View of the main entry bill board of Kerala Folklore Museum, Kochi
A brief description board in Kerala Folklore Museum, Kochi
        
Display of ornaments at Kerala Folklore Museum, Kochi
Display of ornamental animal heads in Kerala Folklore Museum, Kochi

Another display inside the Kerala Folklore Museum, Kochi
Display of ancient swords in the Kerala Folklore Museum, Kochi

Display of ancient shields in the Kerala Folklore Museum, Kochi
Display of ancient texts in the Kerala Folklore Museum, Kochi

Display of ancient musical instruments in the Kerala Folklore Museum, Kochi
Display of ancient Chinese pottery items in the Kerala Folklore Museum, Kochi
Display of gold plated art work in the Kerala Folklore Museum, Kochi

An array of ancient stone sculptures in the Kerala Folklore Museum, Kochi

Having completed our tour of the city, we headed towards the airport area, as I had booked a hotel near the airport to avoid heavy traffic rush, we witnessed first-hand the traffic jams while trying to reach our hotel from main Kochi area.  Although the ‘9 Gems Airport Hotel’ is a small establishment, but it is neat and clean with a dedicated workforce and quite good option for overnight stays.  Kochi now a days, is a bustling city that is also one of the commercial hub of Kerala and there are many industries contributing to the success of this place. Amongst them is the Kochi Refineries located at Ambalamugal which works along with the Bharat Petroleum Corporation Limited (BPCL). This refinery is a major contributor of petrol, diesel, aviation turbine fuel, LPG and many more useful bi-products.
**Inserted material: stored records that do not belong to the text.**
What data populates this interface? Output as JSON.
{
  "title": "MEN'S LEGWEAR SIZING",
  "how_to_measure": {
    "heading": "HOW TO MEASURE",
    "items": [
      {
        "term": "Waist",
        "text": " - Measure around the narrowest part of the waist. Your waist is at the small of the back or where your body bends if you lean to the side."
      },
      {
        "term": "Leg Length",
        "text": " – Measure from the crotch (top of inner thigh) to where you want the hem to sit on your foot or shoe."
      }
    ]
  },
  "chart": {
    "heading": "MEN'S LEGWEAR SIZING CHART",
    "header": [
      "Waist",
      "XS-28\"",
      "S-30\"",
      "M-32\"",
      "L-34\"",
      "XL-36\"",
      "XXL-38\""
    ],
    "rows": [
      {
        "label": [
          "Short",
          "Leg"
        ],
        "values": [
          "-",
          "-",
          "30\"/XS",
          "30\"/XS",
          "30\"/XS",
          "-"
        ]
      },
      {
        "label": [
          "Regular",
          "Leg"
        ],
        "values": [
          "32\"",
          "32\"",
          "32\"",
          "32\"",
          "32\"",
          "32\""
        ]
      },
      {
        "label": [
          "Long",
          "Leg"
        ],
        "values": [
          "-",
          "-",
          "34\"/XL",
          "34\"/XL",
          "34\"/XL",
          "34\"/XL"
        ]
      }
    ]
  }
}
Eloor is an industrial area of Kochi where you have around 250 industries which are involved in producing retro-chemical products, fertilizer, pesticides and even leather products.  Further, it being sensitive militarily, the South Western Naval Command headquarters are also at Kochi.  Thus, ended our trip to Kerala, but not without a hitch, as the vehicle owner, who had promised to end the trip at Kochi as the last destination, started clamoring for paying him for return journey to Thiruvananthapuram, wherefrom I had booked the vehicle and that too at rates with Air Conditioner, whereas it was not required for driver who was to return the vehicle alone.  These kinds to tricks played on the visitors, which leaves a bad taste for tourists at the end.